Delivers a Proper Detective Story
We just a love a good conspiracy and the developers at Frogware have written a story that is worthy of the talent of Arthur Conan Doyle's literary legend, Sherlock Holmes. The game is intriguing with its zany twists and turns, the dialogue is delivered with wonderful panache, and the visuals, despite being dated, fit so well with the overall feel and tone of the narrative. Sherlock Holmes: The Silver Earring is an impressive little point and click adventure that has you switching between the detective and Watson as they search for clues, solve puzzles, talk to people, and gather all sorts of leads in order to find the mastermind behind a very puzzling murder.
It All Begins In a Party
The game's biggest hook is the opening scene.

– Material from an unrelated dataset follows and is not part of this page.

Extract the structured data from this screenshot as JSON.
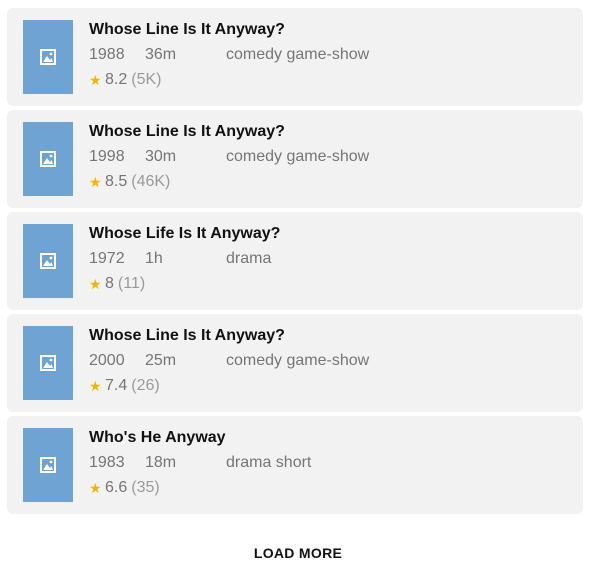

In 1897, Sherlock and Watson attend a homecoming party at the Sherringford Hall. The event is hosted by affable construction tycoon, Sir Melvyn Bromsby. The party does not get very far however, as the host is welcoming guests, he suddenly drops dead on the floor with a what appears to be a red stain appearing over his heart. And thus begins a massive quest for Sherlock to seek out how the murder was committed, and of course, the culprit behind the crime.
The rest of the story plays out like a scrapped Conan Doyle storyline. You get to meet familiar characters that are part of Sherlock's main series (Lestrange and the rest of the folks at the 'Yard for example), but also get to experience a completely new story if you have already read all the books. Yes, The Case of the Silver Earring is a completely new storyline that has not been based on the books (though for the most part, Frogware's Adventures of Sherlock Holmes series does tend to stray away from the original literature -often with very fun and entertaining results).
Superior Sleuthing Skills
Sherlock Holmes is best known for being a detective, and while he can certainly hold his own in a scuffle, the best way to experience his skills is through his investigative abilities. Thankfully, this game capitalizes on that very heavily. Players must collective evidence and other clues from locations. Just picking things up is not enough, however, each piece must be meticulously studied in order to fully understand why they are important in the first place (or if they are not). Players are encouraged to take the time to read and study conversation transcripts and item descriptions in Holme's notebook.
Moving around to explore is a little clunky as the controls are not always as responsive. Since the game rarely brings you to dangerous sitations, this is something that can be easily tolerated. Though there are a few pints in the game that feel absolutely frustrating due to the movement system -this is particularly true later on in the game when the player encounters a forest maze.
Yes, There is a Quiz Afterwards.
At the end of each major point in the game, the player is quizzed about Sherlock Holmes and the case -and you need to get the answers right. Getting the right answer is more than just choosing the right letter from a list, you also need to present the proper evidence to support your claim. This might seem pretty brutal, but it is an effective way to capitalize on the use of the investigative process. We find it particularly satisfying when we get everything in the quiz right the first time around.
The entire game spirals out pretty fast -from investigating a murder to suddenly needing to solve a puzzle that involves as whole chessboard full of numbered chils. The game's nice visuals help set the atmosphere while the narrative pushes ever forward -making you want to carefully ensure that not a single stone has been left unturned. The game is a classic whodunit, and while it may not seem so obvious in Sherlock Holmes: The Silver Earring, the mystery is one of the best Sherlock cases we have ever played.